Kondisi ini semakin diperparah dengan munculnya keinginan dari sosok-sosok tersebut untuk menyahuti “kehendak massa” yang agaknya menjadi manifestasi dari keinginan pribadi yang bersangkutan untuk kemudian melenggang ke pentas politik dengan bertolak dari relawan kemanusiaan, aktivis, pengusaha dermawan atau intelektual publik dan kemudan melenggang menjadi keuchik, bupati, gubernur dan bahkan presiden.
Dan ketika posisi-posisi itu mereka duduki, kita akan kembali merancang kegagapan-kegagapan baru untuk kemudian menggantikan mereka dengan sosok-sosok lain di masa depan. Padahal, sekiranya kita membiarkan mereka bertahan pada posisi semula tanpa perlu memasuki panggung politik, pastinya mereka akan tetap terhormat di mata publik. Tapi, garis tangan memang punya caranya sendiri.

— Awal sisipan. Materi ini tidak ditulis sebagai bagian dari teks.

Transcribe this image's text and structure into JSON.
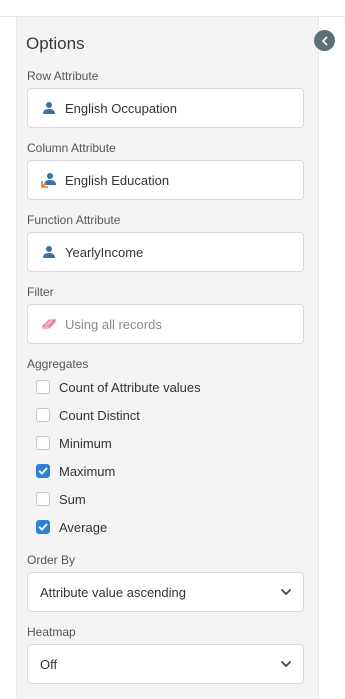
{
  "options": {
    "title": "Options",
    "row_attribute": {
      "label": "Row Attribute",
      "value": "English Occupation",
      "icon": "user-icon"
    },
    "column_attribute": {
      "label": "Column Attribute",
      "value": "English Education",
      "icon": "user-swap-icon"
    },
    "function_attribute": {
      "label": "Function Attribute",
      "value": "YearlyIncome",
      "icon": "user-icon"
    },
    "filter": {
      "label": "Filter",
      "value": "Using all records",
      "icon": "eraser-icon"
    },
    "aggregates": {
      "label": "Aggregates",
      "items": [
        {
          "label": "Count of Attribute values",
          "checked": false
        },
        {
          "label": "Count Distinct",
          "checked": false
        },
        {
          "label": "Minimum",
          "checked": false
        },
        {
          "label": "Maximum",
          "checked": true
        },
        {
          "label": "Sum",
          "checked": false
        },
        {
          "label": "Average",
          "checked": true
        }
      ]
    },
    "order_by": {
      "label": "Order By",
      "value": "Attribute value ascending"
    },
    "heatmap": {
      "label": "Heatmap",
      "value": "Off"
    }
  },
  "colors": {
    "accent": "#2f7fd4",
    "icon_blue": "#3b6fa8",
    "panel_bg": "#f4f4f4",
    "collapse_button": "#5e6f7a",
    "filter_icon": "#e07a94"
  }
}
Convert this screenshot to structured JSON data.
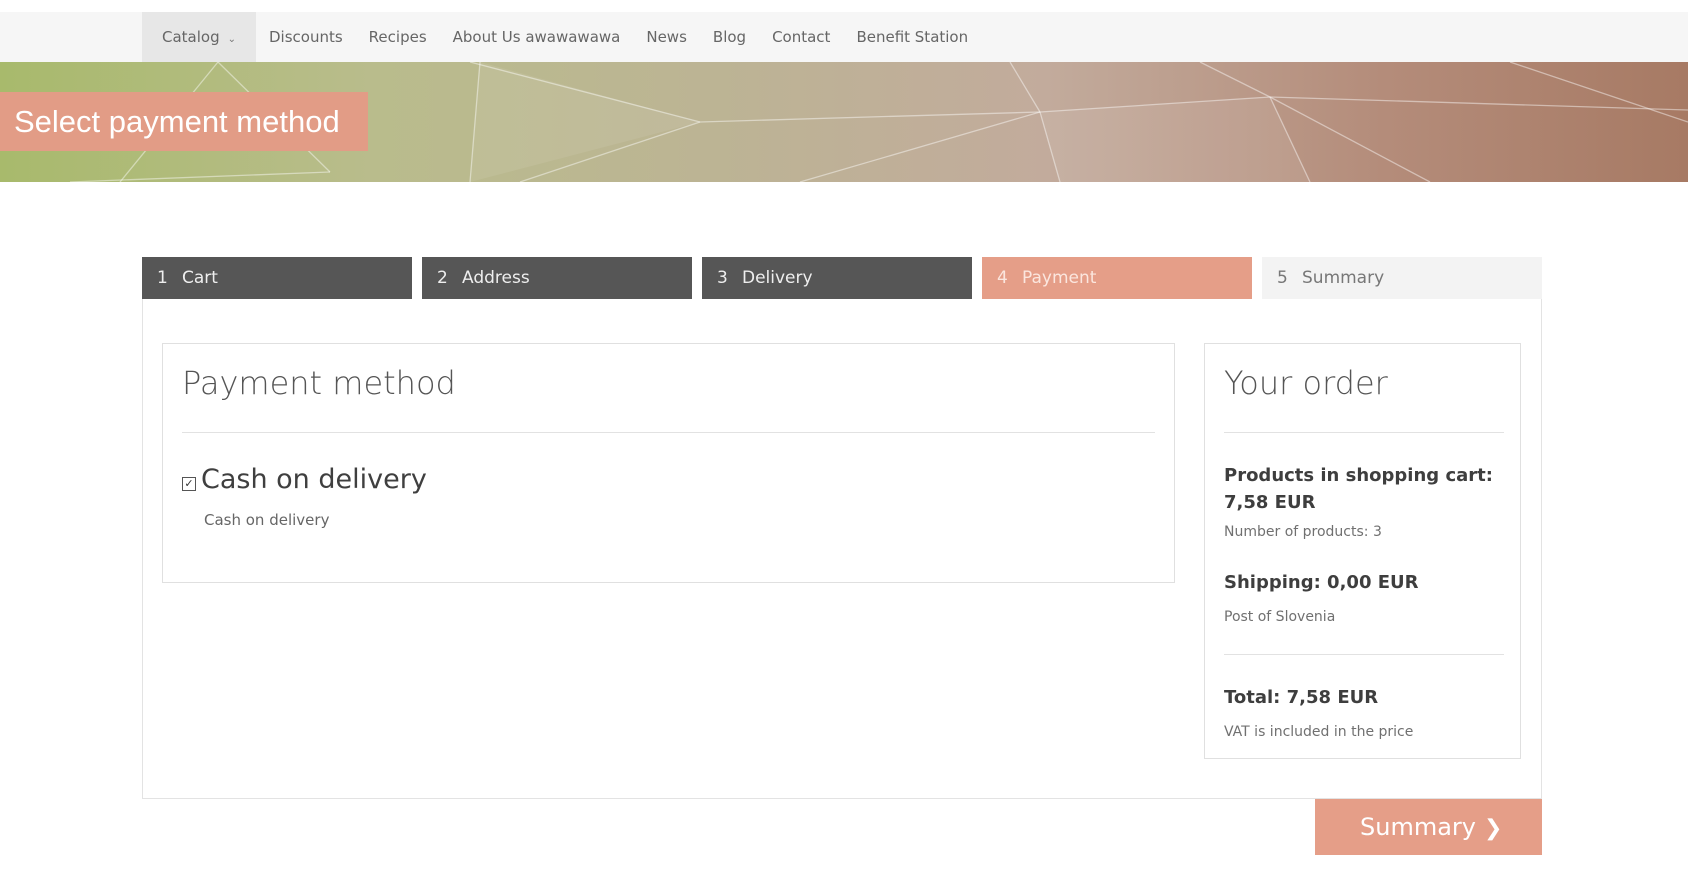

Namun demikian kita tidak menafikan bahwa ada beberapa artis atau tokoh viral yang meskipun membangun citra dirinya bak alur plot twist, namun kehadiran mereka di dunia politik terkadang juga bisa diandalkan sehingga posisi mereka tetap terhormat di hadapan publik. Tapi secara kuantitas, sosok-sosok demikian tentu cukup langka. Kondisi ini terbilang wajar, sebab demokrasi memang sengaja menghibur kita, bukan sekali, tapi bertahun-tahun lamanya.